Cette inauguration s’est faite en présence du Sous-préfet de Notto-Jobass, du représentant du maire de la commune, de monsieur Abdou Baydary Diallo, Inspecteur de l’Education et de la Formation de Thiès département, des chefs de village, des chefs religieux et coutumiers, du représentant de l’ambassadeur d’Allemagne et des partenaires allemands de l’ONG Hilfe für Afrika-Wasser, principaux bailleurs (avec un financement de plus de cent trente millions) conduits par Abbé Raphael Wade. Occasion ne pouvait être mieux rêvée pour Abbé Wade, éminent intermédiaire de Hilfe für Africa-Wasser, de rendre un vibrant hommage à Mamadou Sene (un autre digne fils du village et surveillant au CEM) antérieurement en service à Touba-Toul, qui fut à l’époque, l’heureux initiateur du projet.
C’est dire qu’en termes de capacité d’accueil, d’attractivité et de beauté, les Babackois, de concert avec les populations des huit villages polarisés par leur Collège d’Enseignement Moyen et avec qui ils sont irréversiblement liés par l’histoire, la géographie et la culture, ne demandent que l’érection de ce joyau, ce bijou en lycée. Cette demande est d’autant plus plausible, légale et légitime, que Baback remplit à merveille toutes les conditions ou conditionnalités (du préscolaire au secondaire) pour enfin avoir son lycée. En plus de sa position géographique idéalement avantageuse à abriter un lycée, Baback ne compte-t-il pas déjà une garderie d’enfants (petite, moyenne et grande sections au Centre Social des sœurs de Saint-Joseph de Cluny), deux écoles primaires : l’école privée catholique (ayant pendant longtemps servi de Centre Principal d’examens) rebaptisée Ecole Sœur Bernadette Fridez avec un cycle complet de six classes (du CI au CM2) et une école publique avec plus de 14 salles de classe dont au moins deux cours de chaque (du CI au CM2), un CEM flambant neuf d’un total de 452 élèves avec deux sixièmes, deux cinquièmes, trois quatrièmes et deux troisièmes ? Où trouve-t-on mieux dans le Jobass avec autant de villages polarisés et tout aussi déterminés que les Babackois pour avoir en commun un lycée de référence mérité et dont l’érection ne saurait encore souffrir d’atermoiements ?
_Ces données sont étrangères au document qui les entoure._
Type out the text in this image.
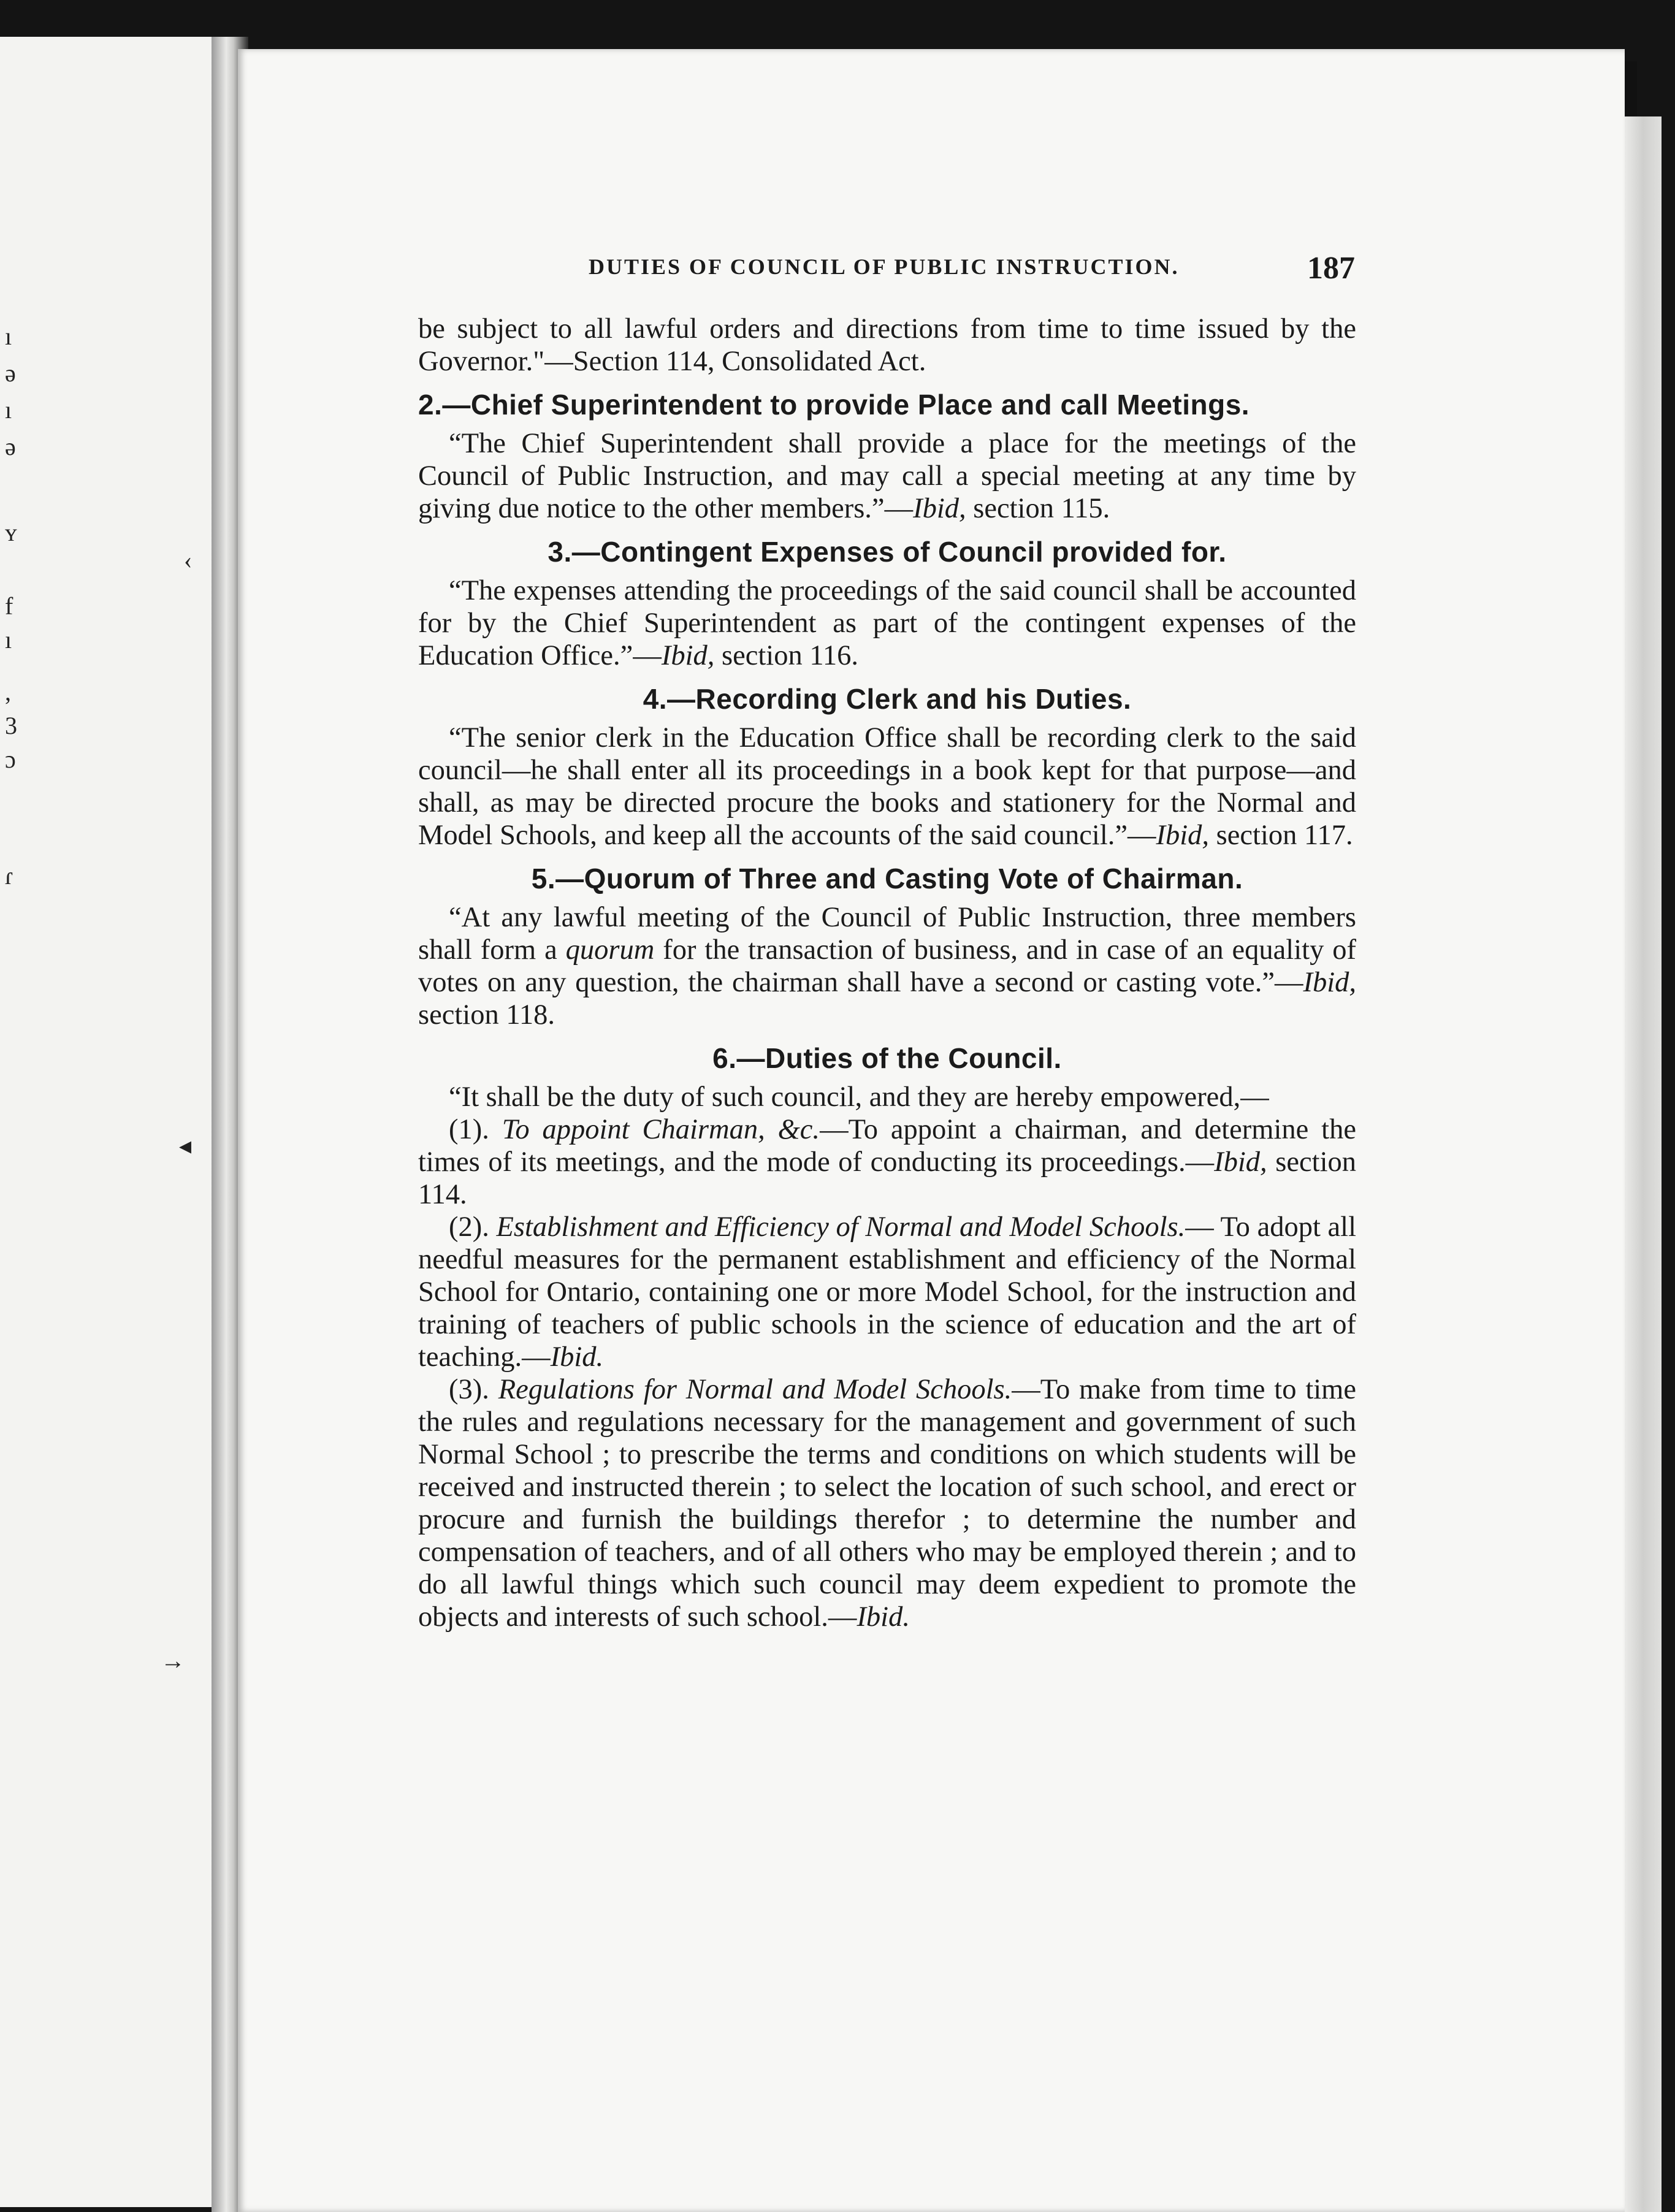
ı
ə
ı
ə
ʏ
f
ı
,
3
ɔ
ɾ
‹
◂
→
DUTIES OF COUNCIL OF PUBLIC INSTRUCTION.	187

be subject to all lawful orders and directions from time to time issued by the Governor."—Section 114, Consolidated Act.

2.—Chief Superintendent to provide Place and call Meetings.

“The Chief Superintendent shall provide a place for the meetings of the Council of Public Instruction, and may call a special meeting at any time by giving due notice to the other members.”—Ibid, section 115.

3.—Contingent Expenses of Council provided for.

“The expenses attending the proceedings of the said council shall be accounted for by the Chief Superintendent as part of the contingent expenses of the Education Office.”—Ibid, section 116.

4.—Recording Clerk and his Duties.

“The senior clerk in the Education Office shall be recording clerk to the said council—he shall enter all its proceedings in a book kept for that purpose—and shall, as may be directed procure the books and stationery for the Normal and Model Schools, and keep all the accounts of the said council.”—Ibid, section 117.

5.—Quorum of Three and Casting Vote of Chairman.

“At any lawful meeting of the Council of Public Instruction, three members shall form a quorum for the transaction of business, and in case of an equality of votes on any question, the chairman shall have a second or casting vote.”—Ibid, section 118.

6.—Duties of the Council.

“It shall be the duty of such council, and they are hereby empowered,—

(1). To appoint Chairman, &c.—To appoint a chairman, and determine the times of its meetings, and the mode of conducting its proceedings.—Ibid, section 114.

(2). Establishment and Efficiency of Normal and Model Schools.— To adopt all needful measures for the permanent establishment and efficiency of the Normal School for Ontario, containing one or more Model School, for the instruction and training of teachers of public schools in the science of education and the art of teaching.—Ibid.

(3). Regulations for Normal and Model Schools.—To make from time to time the rules and regulations necessary for the management and government of such Normal School ; to prescribe the terms and conditions on which students will be received and instructed therein ; to select the location of such school, and erect or procure and furnish the buildings therefor ; to determine the number and compensation of teachers, and of all others who may be employed therein ; and to do all lawful things which such council may deem expedient to promote the objects and interests of such school.—Ibid.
A titre de comparaison, beaucoup de CEM antérieurement érigés en lycées à travers le Sénégal ne remplissaient pas les conditions ci-dessus qui font déjà la fierté de Baback et de ses villages-partenaires. Et encore, il y a des lycées dans les différents départements et communes du Sénégal dont les constructions, les installations et les équipements sont véritablement en deçà de ce qui se trouve à Baback. Il ne serait donc pas indiqué, que neuf toutes nouvelles et splendides salles de classe, bien équipées, soient fermées pour la deuxième année consécutive pendant que le besoin est bien réel et la demande plurielle pressente. Le bon sens ne l’accepterait pas. La morale le réprouverait. Et tout parent d’élève digne et soucieux des conditions d’études pour la réussite de son enfant, à commencer par l’autorité de tutelle, ne saurait non plus l’accepter. Car ce serait non seulement faire preuve de manque de tendresse, mais ramer à contre-courant de la politique éducative du Sénégal. Or, l’Association des Parents d’Elèves et le Comité de Gestion de l’Ecole, sont vraiment en phase avec la politique sectorielle de l’Etat en matière d’éducation, principalement à travers le Programme d’Amélioration de la Qualité, de l’Equité et de la Transparence du secteur de l’Education de la Formation (PAQUET-EF). Pour preuve, ils jouent pleinement leur partition dans l’opérationnalisation de la politique éducative du pays et, ce faisant, aident même l’Etat à promouvoir et à renforcer sa politique de décentralisation et de déconcentration. Ils sont donc à encourager. C’est le moins qu’ils puissent attendre des autorités dans la mesure où, leur exemple pourrait faire tâche d’huile et inspirer d’autres à ne pas toujours tout attendre de l’Etat. « Ne vous demandez pas ce que votre pays peut faire pour vous, demandez-vous ce que vous pouvez faire pour votre pays ». Disait le président John Fitzgeralf Kennedy à ses concitoyens lors de son discours d’investiture. Les fils de Baback se sont appropriés cette pensée du Président Kennedy et font dignement la fierté du Sénégal aussi bien au niveau national qu’à l’étranger.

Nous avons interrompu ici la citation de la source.